Similarly, the court indicated a fundamental shift in the way it views school desegregation efforts. Court-ordered school integration plans don't have to be maintained until student test scores reach national norms, the justices ruled. Instead, the achievements of minority students should be considered only insofar as they relate to past segregation.
Taken together, the rulings seem to indicate a shift to the right on some of America's most fundamental social questions. But because the votes were so close and complicated, the court's future path is not entirely clear.
"They are both conservative decisions," says Georgetown law professor Mark Tushnet. "As a general matter, the court is now poised to decide whether it will adhere to its general understanding on race and justice of the last 25 years, or whether it will depart from them."
To a certain extent, the Supreme Court is returning to the past with its affirmative action ruling. Its complex 5-to-4 decision appears to mean that the legal status of federal affirmative action is now similar to what it was in 1980, when the Supreme Court loosened federal racial, ethnic, and gender preference rules in its key Fullilove v. Klutznick decision.

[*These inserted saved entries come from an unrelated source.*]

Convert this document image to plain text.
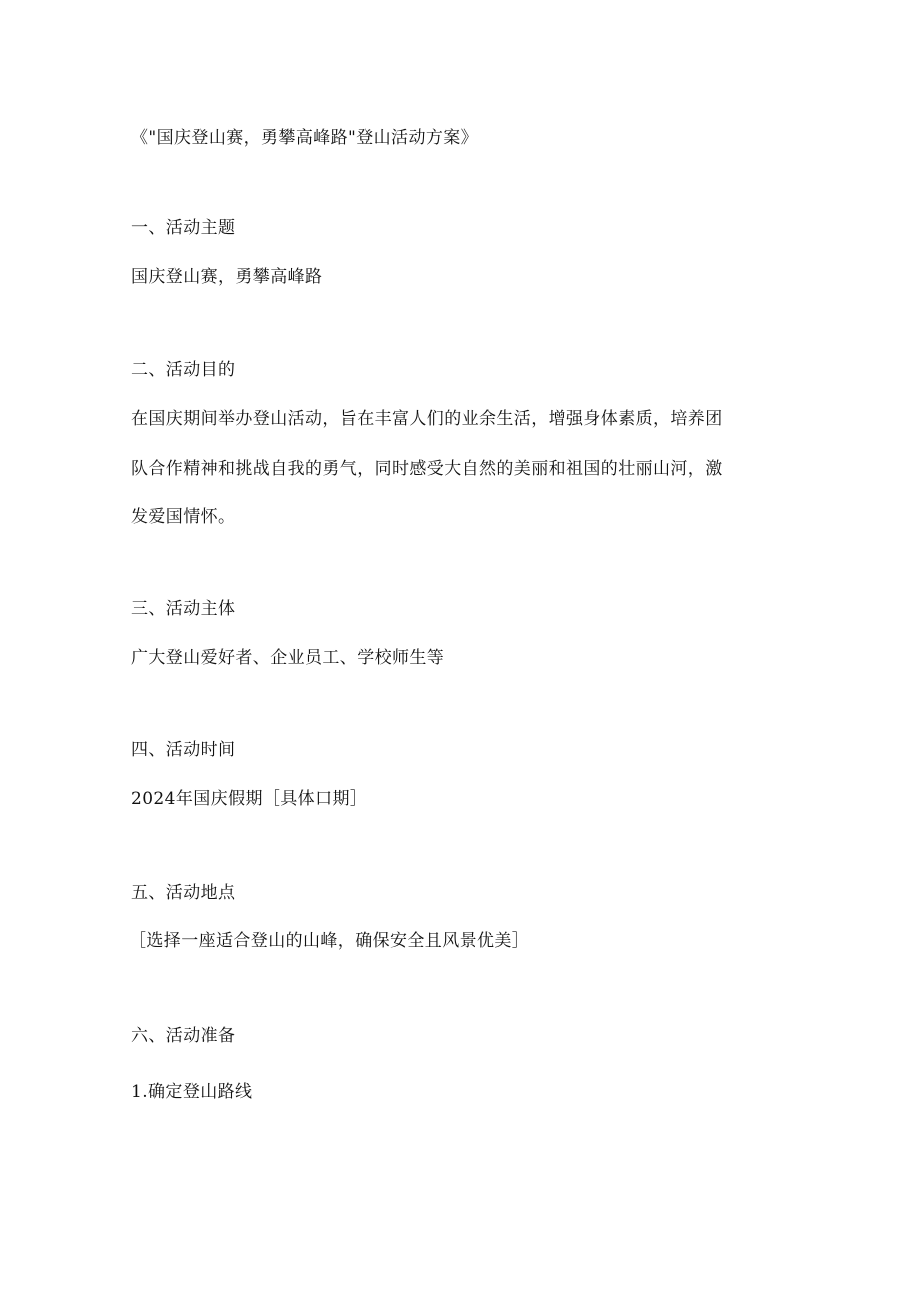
《"国庆登山赛，勇攀高峰路"登山活动方案》
一、活动主题
国庆登山赛，勇攀高峰路
二、活动目的
在国庆期间举办登山活动，旨在丰富人们的业余生活，增强身体素质，培养团
队合作精神和挑战自我的勇气，同时感受大自然的美丽和祖国的壮丽山河，激
发爱国情怀。
三、活动主体
广大登山爱好者、企业员工、学校师生等
四、活动时间
2024年国庆假期［具体口期］
五、活动地点
［选择一座适合登山的山峰，确保安全且风景优美］
六、活动准备
1.确定登山路线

The important decision also comes at a time when affirmative-action efforts are facing increasing scrutiny both from Republican leaders in Congress and from the Clinton administration. GOP leaders are urging elimination of many preference efforts. The White House defends most of them, but says changes or updating maybe be needed in some.
"This really is the other shoe dropping on affirmative action," says Mr. Tushnet. "It looks as if these programs will have to be rethought from the ground up."
Justices declined to strike down federal affirmative action programs outright. Instead, they sent a Colorado case back to federal appeals court for further study on whether such programs illegally discriminate against whites in their efforts to give minorities a boost.
"Federal racial classifications, like those of a state, must serve a compelling governmental interest and must be narrowly tailored to further that interest," Justice Sandra Day O'Connor wrote for the court.
But analysts felt that the ruling could deliver a staggering blow to many federal preference programs as they now stand. In particular, efforts which steer some $10 billion a year in government contracts to minority and female-owned firms may now have to be eliminated or completely rethought.
The case in question, known as "Adarand," involved federal contracts for highway construction in the San Juan National Forest in southern Colorado.